Но Кори внезапно исчез.
Говорили, что кто-то видел его на берегу океана, когда он решительно вошел в воду, намереваясь то ли искупаться, то ли покончить с собой. На полосе той странной голубой глины, что появилась в феврале, остались отпечатки его ног, ведущие к воде; обратных следов не было. Прощальной записки Кори не оставил, но среди его документов было найдено письмо, в котором он завещал мне все свое состояние и имущество, – что само по себе говорило о мучивших его тяжелых предчувствиях.

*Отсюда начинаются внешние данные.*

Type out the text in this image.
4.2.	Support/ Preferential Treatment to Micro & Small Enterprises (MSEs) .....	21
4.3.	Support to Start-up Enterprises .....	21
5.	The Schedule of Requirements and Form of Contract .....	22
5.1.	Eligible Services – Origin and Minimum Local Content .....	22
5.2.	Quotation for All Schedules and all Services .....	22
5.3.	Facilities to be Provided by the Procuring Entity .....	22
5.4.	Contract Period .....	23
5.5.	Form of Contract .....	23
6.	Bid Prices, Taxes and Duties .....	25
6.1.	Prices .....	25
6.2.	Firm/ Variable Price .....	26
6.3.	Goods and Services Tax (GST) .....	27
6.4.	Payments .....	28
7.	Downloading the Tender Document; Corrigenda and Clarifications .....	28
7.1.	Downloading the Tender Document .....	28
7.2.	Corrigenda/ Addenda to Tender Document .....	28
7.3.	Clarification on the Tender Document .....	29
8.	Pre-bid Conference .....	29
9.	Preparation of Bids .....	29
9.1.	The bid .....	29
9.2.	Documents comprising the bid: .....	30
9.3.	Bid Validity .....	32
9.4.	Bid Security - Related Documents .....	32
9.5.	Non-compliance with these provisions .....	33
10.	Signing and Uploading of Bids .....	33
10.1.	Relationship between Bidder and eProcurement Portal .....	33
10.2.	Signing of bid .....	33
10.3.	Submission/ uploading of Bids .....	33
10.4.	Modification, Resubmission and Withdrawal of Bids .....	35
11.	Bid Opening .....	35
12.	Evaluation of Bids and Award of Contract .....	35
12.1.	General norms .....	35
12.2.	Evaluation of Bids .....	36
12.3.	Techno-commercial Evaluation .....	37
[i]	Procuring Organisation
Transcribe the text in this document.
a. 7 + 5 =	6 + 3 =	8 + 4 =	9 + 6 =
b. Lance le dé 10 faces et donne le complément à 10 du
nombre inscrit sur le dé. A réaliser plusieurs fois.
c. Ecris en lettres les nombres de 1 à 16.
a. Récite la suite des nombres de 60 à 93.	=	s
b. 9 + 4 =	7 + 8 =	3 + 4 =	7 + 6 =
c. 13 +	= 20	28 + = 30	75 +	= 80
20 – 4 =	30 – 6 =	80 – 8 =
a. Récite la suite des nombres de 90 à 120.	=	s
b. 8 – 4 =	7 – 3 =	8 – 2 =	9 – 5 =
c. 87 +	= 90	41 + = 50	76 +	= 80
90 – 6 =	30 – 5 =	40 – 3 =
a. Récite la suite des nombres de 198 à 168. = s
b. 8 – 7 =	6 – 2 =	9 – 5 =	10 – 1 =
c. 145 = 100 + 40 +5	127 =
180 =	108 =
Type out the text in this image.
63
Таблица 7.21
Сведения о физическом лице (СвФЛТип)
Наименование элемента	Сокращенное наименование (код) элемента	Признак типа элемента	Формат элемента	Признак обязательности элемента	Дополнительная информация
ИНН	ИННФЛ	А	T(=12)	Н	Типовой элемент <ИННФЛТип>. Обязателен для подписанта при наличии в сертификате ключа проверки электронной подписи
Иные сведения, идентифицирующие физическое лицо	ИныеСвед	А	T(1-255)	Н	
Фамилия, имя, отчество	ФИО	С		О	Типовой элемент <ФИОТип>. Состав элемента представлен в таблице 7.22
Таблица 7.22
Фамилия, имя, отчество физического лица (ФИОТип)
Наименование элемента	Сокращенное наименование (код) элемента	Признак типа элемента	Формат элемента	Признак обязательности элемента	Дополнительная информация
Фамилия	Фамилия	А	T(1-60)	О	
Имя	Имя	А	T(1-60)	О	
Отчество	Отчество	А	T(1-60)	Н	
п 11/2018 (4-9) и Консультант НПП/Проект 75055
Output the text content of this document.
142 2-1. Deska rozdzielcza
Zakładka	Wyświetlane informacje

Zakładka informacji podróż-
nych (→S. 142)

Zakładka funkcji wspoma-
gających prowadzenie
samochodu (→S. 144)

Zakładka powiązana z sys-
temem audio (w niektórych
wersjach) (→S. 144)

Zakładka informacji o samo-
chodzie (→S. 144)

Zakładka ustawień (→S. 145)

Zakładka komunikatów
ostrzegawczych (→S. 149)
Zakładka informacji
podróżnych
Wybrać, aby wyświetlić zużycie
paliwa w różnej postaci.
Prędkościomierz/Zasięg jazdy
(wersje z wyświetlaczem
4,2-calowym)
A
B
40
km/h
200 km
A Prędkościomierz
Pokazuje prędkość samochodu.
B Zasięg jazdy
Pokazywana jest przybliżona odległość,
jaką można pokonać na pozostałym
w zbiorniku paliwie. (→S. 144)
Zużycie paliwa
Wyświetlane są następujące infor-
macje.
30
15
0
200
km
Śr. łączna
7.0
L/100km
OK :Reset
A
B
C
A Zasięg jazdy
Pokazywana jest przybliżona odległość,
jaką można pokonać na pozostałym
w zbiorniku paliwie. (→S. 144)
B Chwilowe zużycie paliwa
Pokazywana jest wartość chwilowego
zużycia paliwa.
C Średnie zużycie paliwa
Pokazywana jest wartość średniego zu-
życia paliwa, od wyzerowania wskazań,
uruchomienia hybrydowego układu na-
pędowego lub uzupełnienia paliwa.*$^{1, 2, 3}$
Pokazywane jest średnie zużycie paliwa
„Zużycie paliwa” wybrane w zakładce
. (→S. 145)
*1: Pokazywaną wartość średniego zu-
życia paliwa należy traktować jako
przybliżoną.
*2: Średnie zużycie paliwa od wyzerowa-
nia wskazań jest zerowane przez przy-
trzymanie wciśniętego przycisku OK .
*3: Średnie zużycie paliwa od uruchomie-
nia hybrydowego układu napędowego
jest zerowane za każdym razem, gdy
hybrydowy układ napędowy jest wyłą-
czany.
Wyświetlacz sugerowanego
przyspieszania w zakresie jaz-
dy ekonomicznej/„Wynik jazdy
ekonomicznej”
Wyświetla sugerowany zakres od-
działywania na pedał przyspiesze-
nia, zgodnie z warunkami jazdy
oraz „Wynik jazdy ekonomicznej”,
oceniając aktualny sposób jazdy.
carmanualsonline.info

Были предприняты попытки – впрочем, бессистемные – найти погибшего Кори; обыскали весь берег в районе Инсмута, но тела не нашли; в результате коронер вынес окончательный вердикт: смерть по неосторожности.
На том все и закончилось – не было зафиксировано ни единого факта, способного пролить свет на исчезновение Кори, если не считать одного происшествия, случившегося у рифа Дьявола вечером семнадцатого апреля.
Стоял тихий вечер; поверхность океана была гладкой, как стекло; в воздухе не ощущалось ни единого дуновения ветерка. Я уже заканчивал распродажу вещей Кори; в этот вечер мне захотелось немного покататься на лодке. Будучи наслышанным о рифе Дьявола, находящемся на расстоянии мили от Инсмута, я решил осмотреть то, что от него осталось, – несколько острых, торчащих из воды обломков скал, которые были видны во время отлива. Солнце клонилось к закату, на небе играли мягкие краски вечерней зари, и бескрайняя гладь океана приобрела глубокий кобальтово-синий цвет.
Едва я подплыл к рифу, как по воде неожиданно пошли волны, словно кто-то поднимался из глубины на поверхность. Я замер, с удовольствием предвкушая появление дельфинов.
Однако то были не дельфины. Из-под воды всплыли какие-то неведомые морские существа, каких я ни разу в жизни не видел. При свете вечерней зари в волнах мелькали чудища, похожие и на рыб, и на людей. Все они держались подальше от моей лодки – все, кроме одной пары.